この持ち主は、出題者であり、挑戦者であることに。

「……つかさ?」

 

「……持ち主は、取りに戻っては来ません。なぜならこれは、忘れ物ではないのですから」

 

「どういうことよ。なんでそんなことが分かったのよ」

この場合の「なんで」、それは正しい。

でも僕には、『なんでこんなことをするのか』が分からない。

分からない。

部分部分を分からないようにしている。

無造作に、このボードだけを置いて、いや切り抜いて、「お前はこの問題に集中しろ」と言われている気分だ。

いや、実際にそう言われている。

 

「裏に問題が書かれています。そして……」

ボード裏を見せる。

御前さんの顔が驚きに変わる。

 

「『東照宮 つかさ へ』。つまり、このサッカー戦術ボードは、僕宛てに置かれた物です」

 

人物紹介

 

東照宮 つかさ (とうしょうぐう つかさ)

 神杉高校3年生。

 サッカーオタク。観る将。

 高身長。

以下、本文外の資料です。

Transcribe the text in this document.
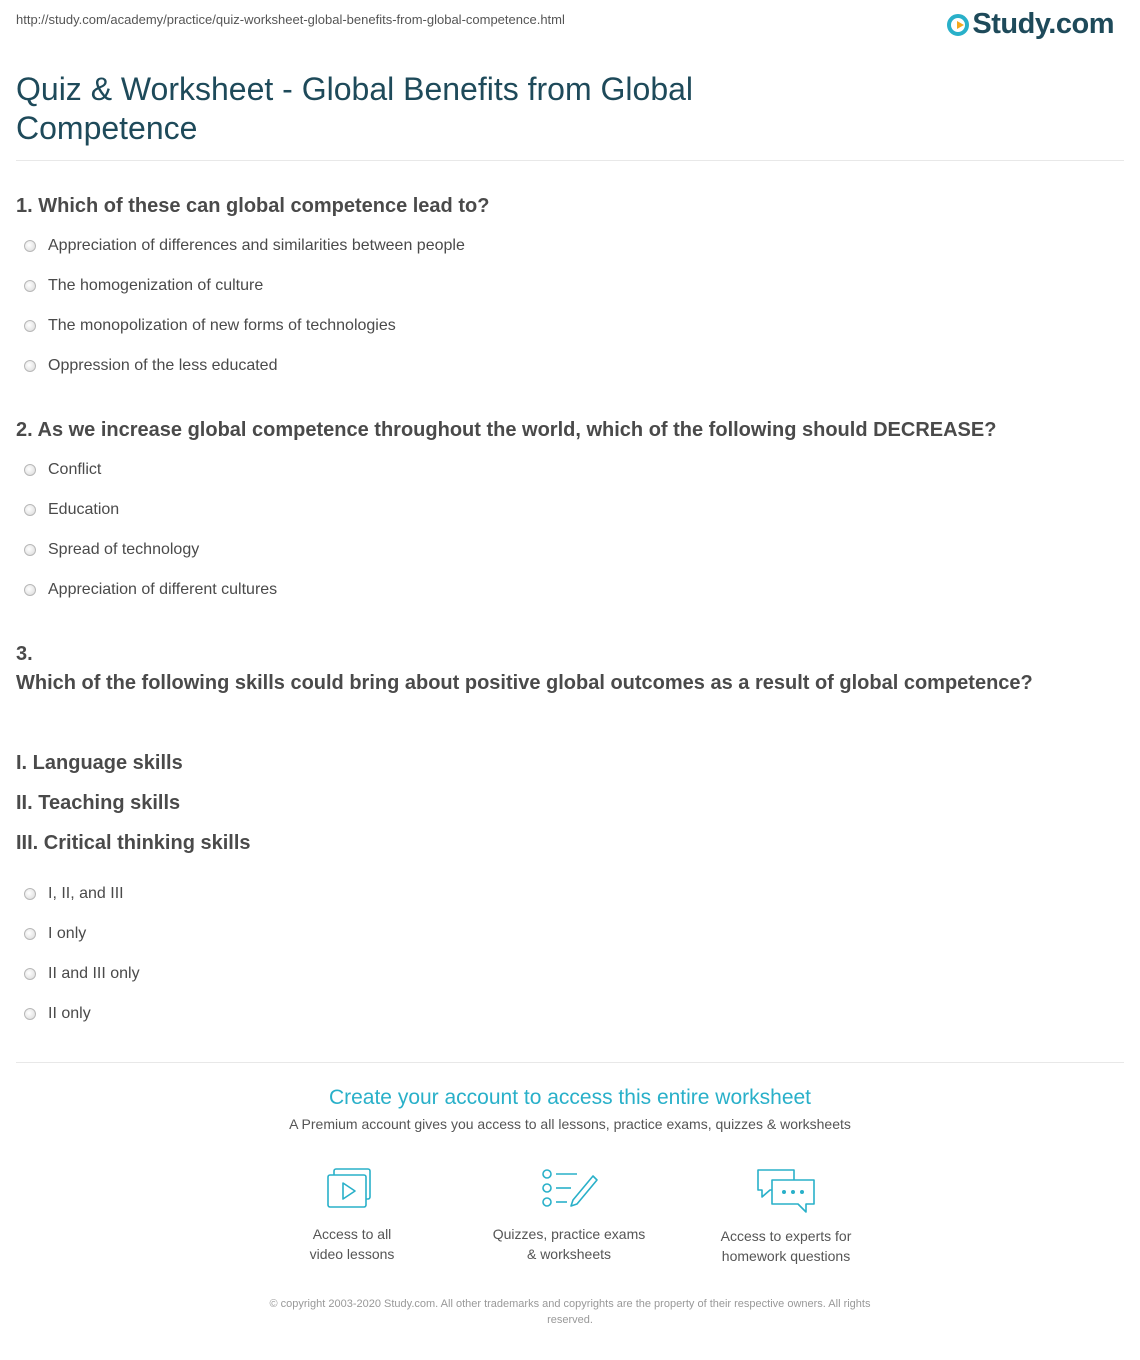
http://study.com/academy/practice/quiz-worksheet-global-benefits-from-global-competence.html	Study.com
Quiz & Worksheet - Global Benefits from Global Competence
1. Which of these can global competence lead to?
Appreciation of differences and similarities between people
The homogenization of culture
The monopolization of new forms of technologies
Oppression of the less educated
2. As we increase global competence throughout the world, which of the following should DECREASE?
Conflict
Education
Spread of technology
Appreciation of different cultures
3.
Which of the following skills could bring about positive global outcomes as a result of global competence?
I. Language skills
II. Teaching skills
III. Critical thinking skills
I, II, and III
I only
II and III only
II only
Create your account to access this entire worksheet
A Premium account gives you access to all lessons, practice exams, quizzes & worksheets
Access to all
video lessons
Quizzes, practice exams
& worksheets
Access to experts for
homework questions
© copyright 2003-2020 Study.com. All other trademarks and copyrights are the property of their respective owners. All rights
reserved.
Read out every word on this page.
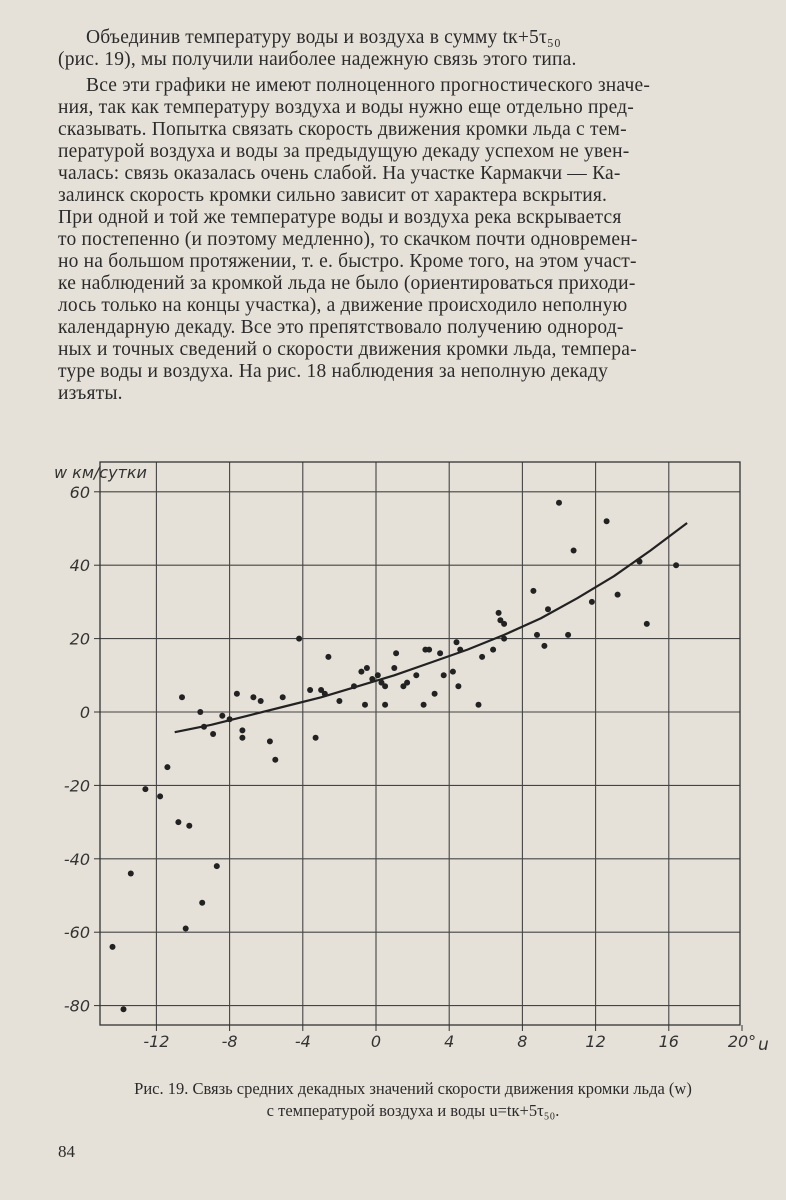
Объединив температуру воды и воздуха в сумму tк+5τ₅₀
(рис. 19), мы получили наиболее надежную связь этого типа.
Все эти графики не имеют полноценного прогностического значе-
ния, так как температуру воздуха и воды нужно еще отдельно пред-
сказывать. Попытка связать скорость движения кромки льда с тем-
пературой воздуха и воды за предыдущую декаду успехом не увен-
чалась: связь оказалась очень слабой. На участке Кармакчи — Ка-
залинск скорость кромки сильно зависит от характера вскрытия.
При одной и той же температуре воды и воздуха река вскрывается
то постепенно (и поэтому медленно), то скачком почти одновремен-
но на большом протяжении, т. е. быстро. Кроме того, на этом участ-
ке наблюдений за кромкой льда не было (ориентироваться приходи-
лось только на концы участка), а движение происходило неполную
календарную декаду. Все это препятствовало получению однород-
ных и точных сведений о скорости движения кромки льда, темпера-
туре воды и воздуха. На рис. 18 наблюдения за неполную декаду
изъяты.
60
40
20
0
-20
-40
-60
-80
-12	-8	-4	0	4	8	12	16	20°
w км/сутки
u
Рис. 19. Связь средних декадных значений скорости движения кромки льда (w)
с температурой воздуха и воды u=tк+5τ₅₀.
84
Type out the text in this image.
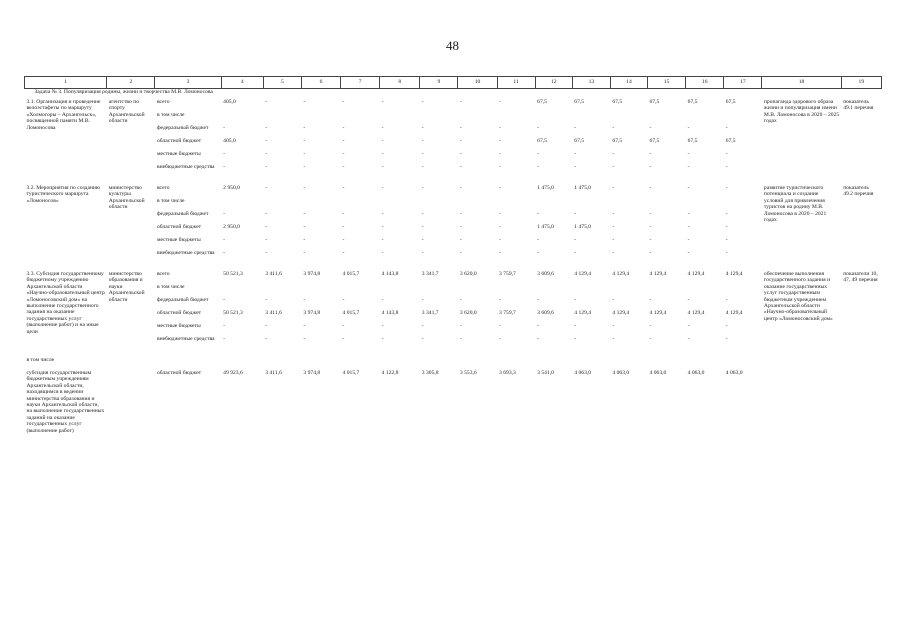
48
1	2	3	4	5	6	7	8	9	10	11	12	13	14	15	16	17	18	19
Задача № 3. Популяризация родины, жизни и творчества М.В. Ломоносова																		
3.1. Организация и проведение велоэстафеты по маршруту «Холмогоры – Архангельск», посвященной памяти М.В. Ломоносова	агентство по спорту Архангельской области	всего	405,0	-	-	-	-	-	-	-	67,5	67,5	67,5	67,5	67,5	67,5	пропаганда здорового образа жизни и популяризация имени М.В. Ломоносова в 2020 – 2025 годах	показатель 49.1 перечня
		в том числе																
		федеральный бюджет	-	-	-	-	-	-	-	-	-	-	-	-	-	-		
		областной бюджет	405,0	-	-	-	-	-	-	-	67,5	67,5	67,5	67,5	67,5	67,5		
		местные бюджеты	-	-	-	-	-	-	-	-	-	-	-	-	-	-		
		внебюджетные средства	-	-	-	-	-	-	-	-	-	-	-	-	-	-		

3.2. Мероприятия по созданию туристического маршрута «Ломоносов»	министерство культуры Архангельской области	всего	2 950,0	-	-	-	-	-	-	-	1 475,0	1 475,0	-	-	-	-	развитие туристического потенциала и создание условий для привлечения туристов на родину М.В. Ломоносова в 2020 – 2021 годах	показатель 49.2 перечня
		в том числе																
		федеральный бюджет	-	-	-	-	-	-	-	-	-	-	-	-	-	-		
		областной бюджет	2 950,0	-	-	-	-	-	-	-	1 475,0	1 475,0	-	-	-	-		
		местные бюджеты	-	-	-	-	-	-	-	-	-	-	-	-	-	-		
		внебюджетные средства	-	-	-	-	-	-	-	-	-	-	-	-	-	-		

3.3. Субсидия государственному бюджетному учреждению Архангельской области «Научно-образовательный центр «Ломоносовский дом» на выполнение государственного задания на оказание государственных услуг (выполнение работ) и на иные цели	министерство образования и науки Архангельской области	всего	50 521,3	3 411,6	3 974,8	4 015,7	4 143,8	3 341,7	3 620,0	3 759,7	3 609,6	4 129,4	4 129,4	4 129,4	4 129,4	4 129,4	обеспечение выполнения государственного задания и оказание государственных услуг государственным бюджетным учреждением Архангельской области «Научно-образовательный центр «Ломоносовский дом»	показатели 10, 47, 49 перечня
		в том числе																
		федеральный бюджет	-	-	-	-	-	-	-	-	-	-	-	-	-	-		
		областной бюджет	50 521,3	3 411,6	3 974,8	4 015,7	4 143,8	3 341,7	3 620,0	3 759,7	3 609,6	4 129,4	4 129,4	4 129,4	4 129,4	4 129,4		
		местные бюджеты	-	-	-	-	-	-	-	-	-	-	-	-	-	-		
		внебюджетные средства	-	-	-	-	-	-	-	-	-	-	-	-	-	-		

в том числе																		
субсидия государственным бюджетным учреждениям Архангельской области, находящимся в ведении министерства образования и науки Архангельской области, на выполнение государственных заданий на оказание государственных услуг (выполнение работ)		областной бюджет	49 923,6	3 411,6	3 974,8	4 015,7	4 122,8	3 305,8	3 553,6	3 693,3	3 541,0	4 063,0	4 063,0	4 063,0	4 063,0	4 063,0		
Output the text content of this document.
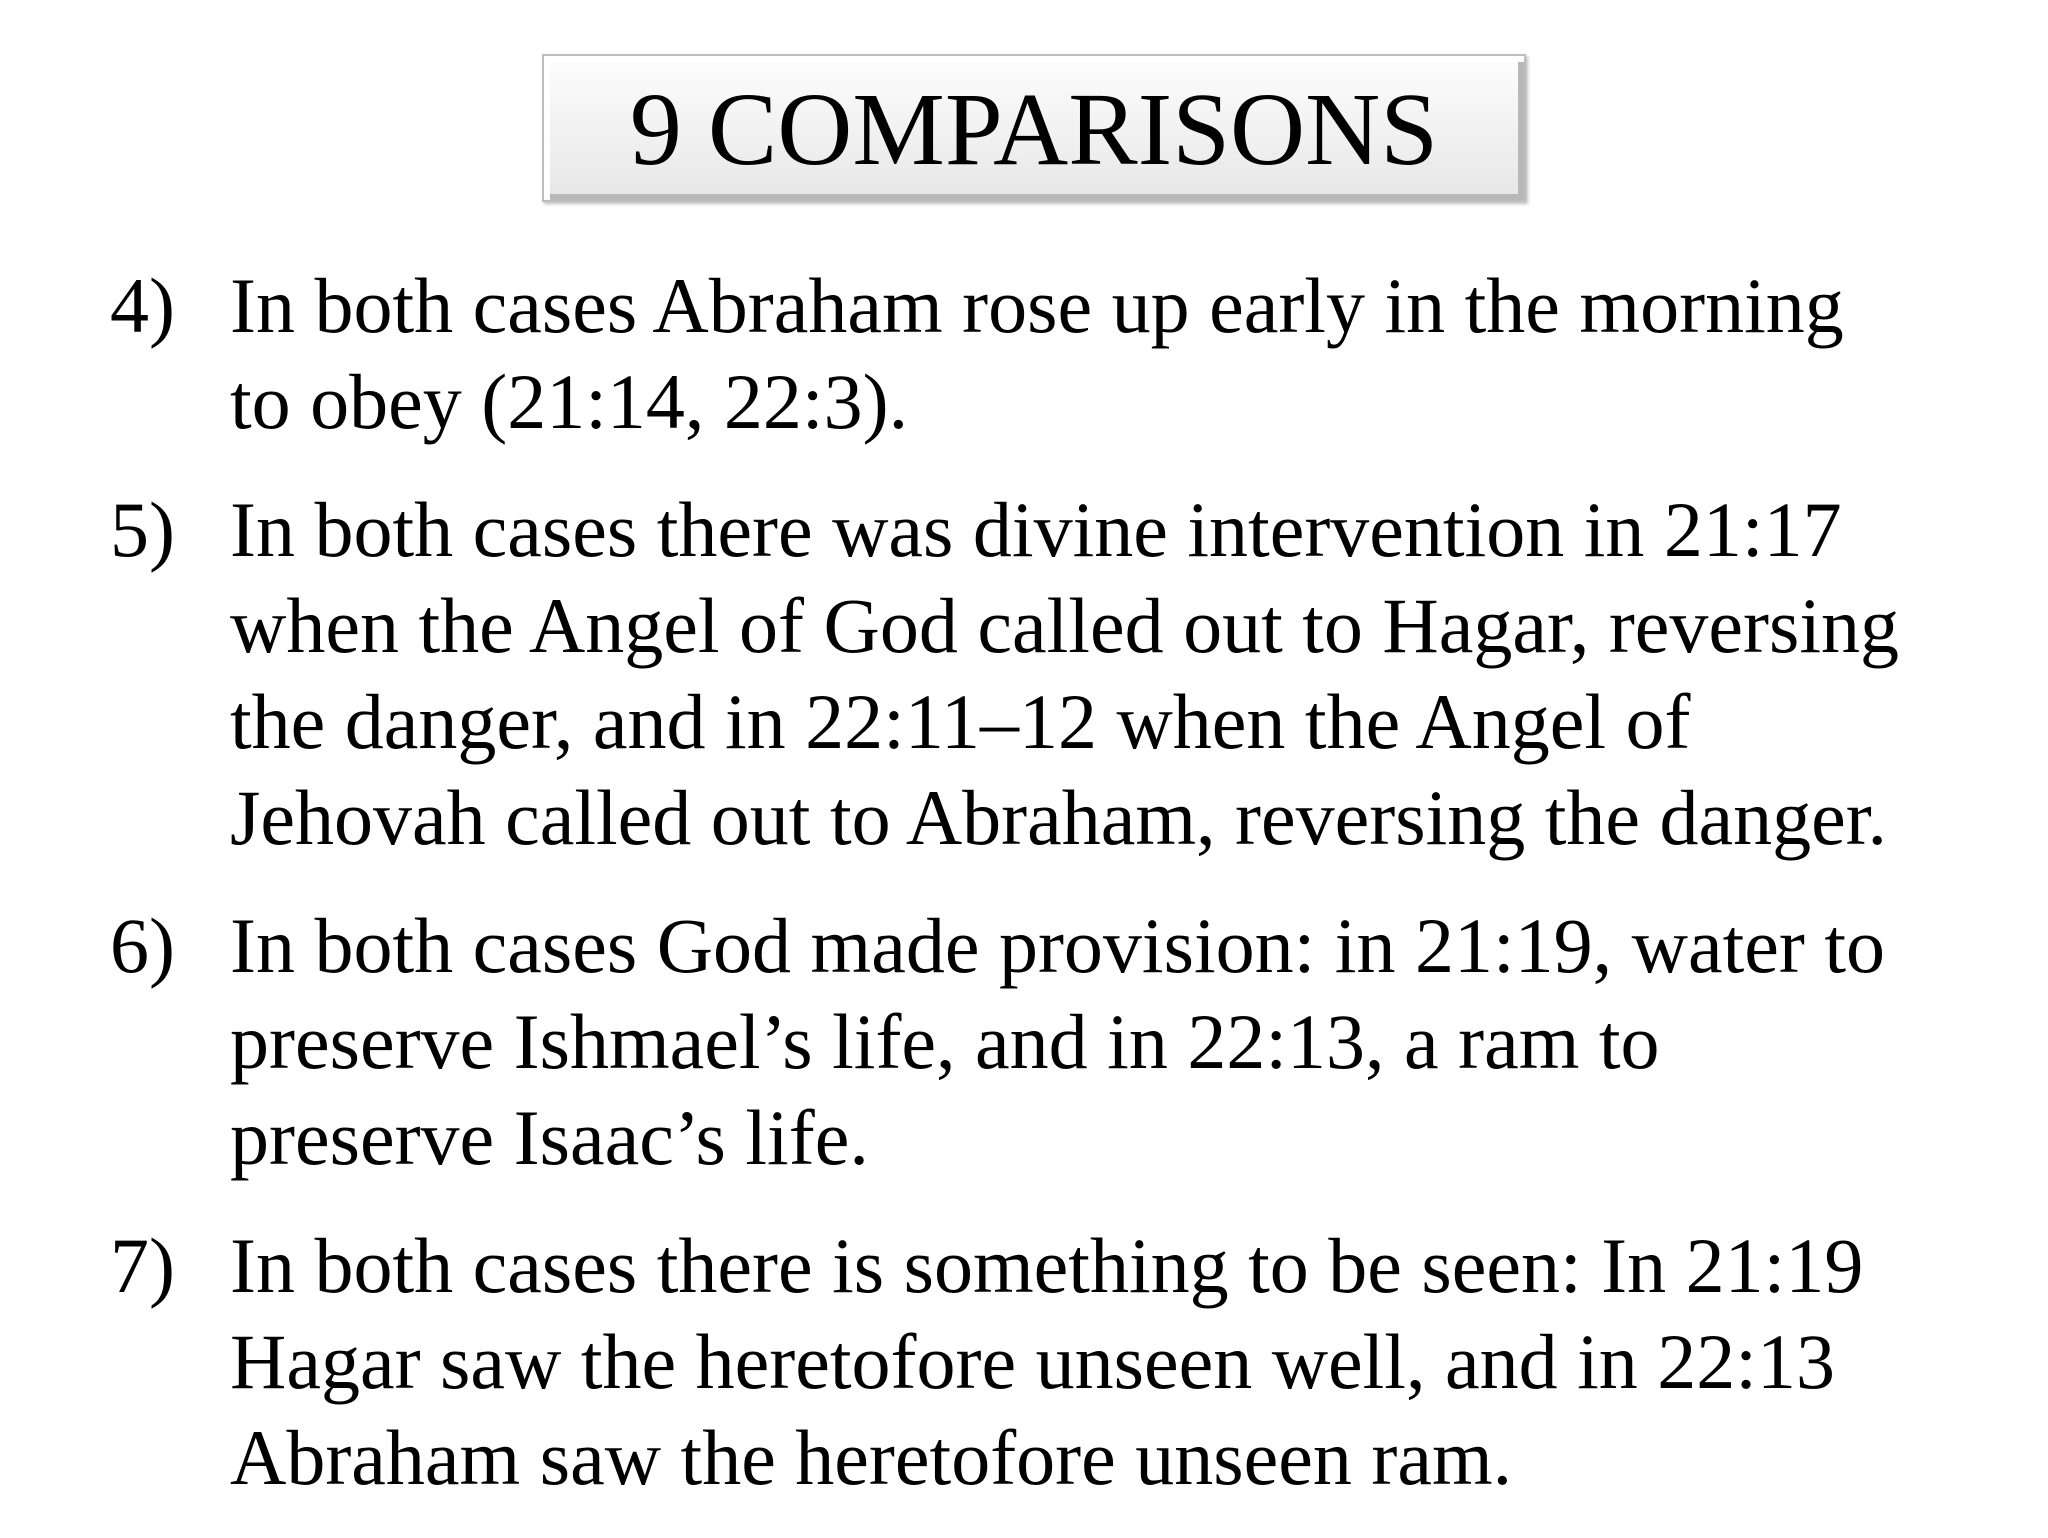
9 COMPARISONS
4) In both cases Abraham rose up early in the morning
to obey (21:14, 22:3).
5) In both cases there was divine intervention in 21:17
when the Angel of God called out to Hagar, reversing
the danger, and in 22:11–12 when the Angel of
Jehovah called out to Abraham, reversing the danger.
6) In both cases God made provision: in 21:19, water to
preserve Ishmael’s life, and in 22:13, a ram to
preserve Isaac’s life.
7) In both cases there is something to be seen: In 21:19
Hagar saw the heretofore unseen well, and in 22:13
Abraham saw the heretofore unseen ram.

肩ぐらいまで伸びた髪をバレッタで束ねるスタイルに。

 一人称は僕、一人の時と朗と話す時は私になる不敵少女。 

佳景山 御前 (かけやま みさき)

 神杉高校3年生。東照宮つかさの同級生。

 自称永遠の宿敵<エターナルライバル>。

 東照宮への対抗心、闘争心で勝負し超越したいと考える普通の宿敵少女。